We’ve got great CEOs. And we’ve got great partners in the power industry. So I would just tell you there’s a lot to be done there. And we absolutely anticipate being a part of the narrative.
Richard Choe: Great. Look forward to the Investor Day where we can go over this stuff in more detail. Thank you.
Marc Ganzi: Looking forward as well. Thanks, Richard. See you up in New York.
Operator: The next question comes from Eric Luebchow of Wells Fargo. Please go ahead.
Eric Luebchow: Great. Thanks for taking the question. So, Marc, maybe I just wanted to get the latest pulse on the M&A market where you’re finding maybe some relative value today. It seems like data centers and kind of developed market towers are still priced pretty aggressively. So are you finding any better value in Fiber, whether it’s residential or enterprise?

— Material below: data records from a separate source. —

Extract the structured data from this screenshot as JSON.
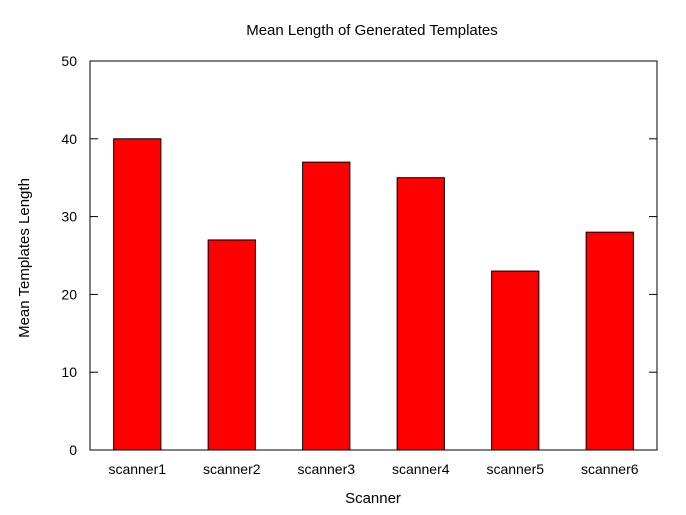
{
  "chart_data": {
    "type": "bar",
    "title": "Mean Length of Generated Templates",
    "xlabel": "Scanner",
    "ylabel": "Mean Templates Length",
    "categories": [
      "scanner1",
      "scanner2",
      "scanner3",
      "scanner4",
      "scanner5",
      "scanner6"
    ],
    "values": [
      40,
      27,
      37,
      35,
      23,
      28
    ],
    "ylim": [
      0,
      50
    ],
    "yticks": [
      "0",
      "10",
      "20",
      "30",
      "40",
      "50"
    ],
    "bar_color": "#ff0000",
    "grid": false,
    "legend": "none"
  }
}
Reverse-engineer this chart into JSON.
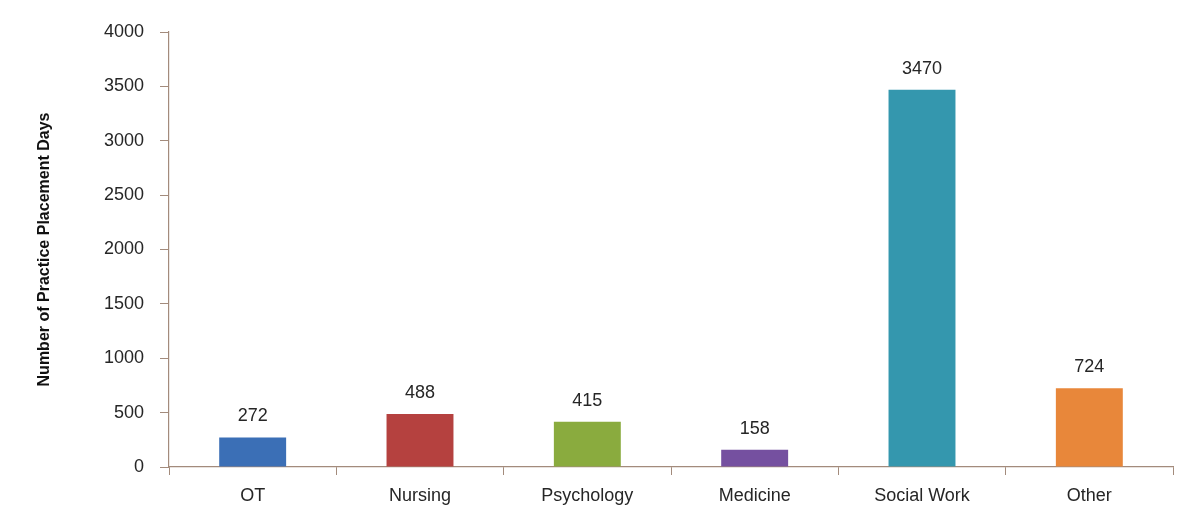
{
  "chart_data": {
    "type": "bar",
    "ylabel": "Number of Practice Placement Days",
    "categories": [
      "OT",
      "Nursing",
      "Psychology",
      "Medicine",
      "Social Work",
      "Other"
    ],
    "values": [
      272,
      488,
      415,
      158,
      3470,
      724
    ],
    "colors": [
      "#3b6fb6",
      "#b5413f",
      "#8aab3e",
      "#7550a0",
      "#3497ae",
      "#e8873a"
    ],
    "ylim": [
      0,
      4000
    ],
    "yticks": [
      0,
      500,
      1000,
      1500,
      2000,
      2500,
      3000,
      3500,
      4000
    ],
    "data_labels": true
  }
}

Marc Ganzi: So yeah, I would say look, the value proposition on Fiber is, you are correct, is initially starting in residential. Resi fiber has got some really interesting Platforms that you know we think some sponsors perhaps paid too much, put too much leverage on them and so there’s an opportunity to play either through our credit fund or play through our third flagship fund. I think we have got a significant amount of new pipeline of ideas. We’re prosecuting over 20 new ideas in our third flagship fund. A couple of those ideas are in the fiber space where we are seeing significant value. I think the deals that were once priced in the 18 to 25 times EBITDA range are now pricing in the, call it, 10 to 14 times range and we’re even seeing some interesting opportunities in other verticals of residential fiber where we think those could price down into the single digits.
So I think there’s value to be found, but you have to be careful, right? There’s pitfalls with that. The entry price is just one part of the proposition when you’re an investment committee. There’s follow-on CapEx. You’ve got to continue to invest in these networks. And some of these businesses in the residential fiber space are under-invested because they’re competing against well-capitalized cable companies or [R Box] (ph). So we’ve looked at a lot of stuff, we’ve said no to a lot of stuff, we’ve green lit one deal already in the fiber space. We’re looking at another one in our third flagship fund, but again, there’s a lot to do out there. It’s not just in the fiber space, not in the resi fiber space, But we also see opportunities certainly in the enterprise fiber space.
And then most importantly, we really like the data center connectivity space. So that’s really long haul, metro rings and data center connectivity or AI connectivity where we’re integrating that with a data center solution and a power solution to a customer. There’s a lot happening in connectivity right now. But one thing is for certain, as we said on the call today, fiber is critical. Fiber is critical to AI, fiber is critical to ultimately connecting the edge, and fiber is critical to bringing ultimately low latency, high speed solutions to IoT networks, small cells, everything we’re doing and everything we’re touching does involve that connectivity in the fiber. So we don’t see the vertical going away. We do see value. But I actually think some of that value will be more pronounced next year.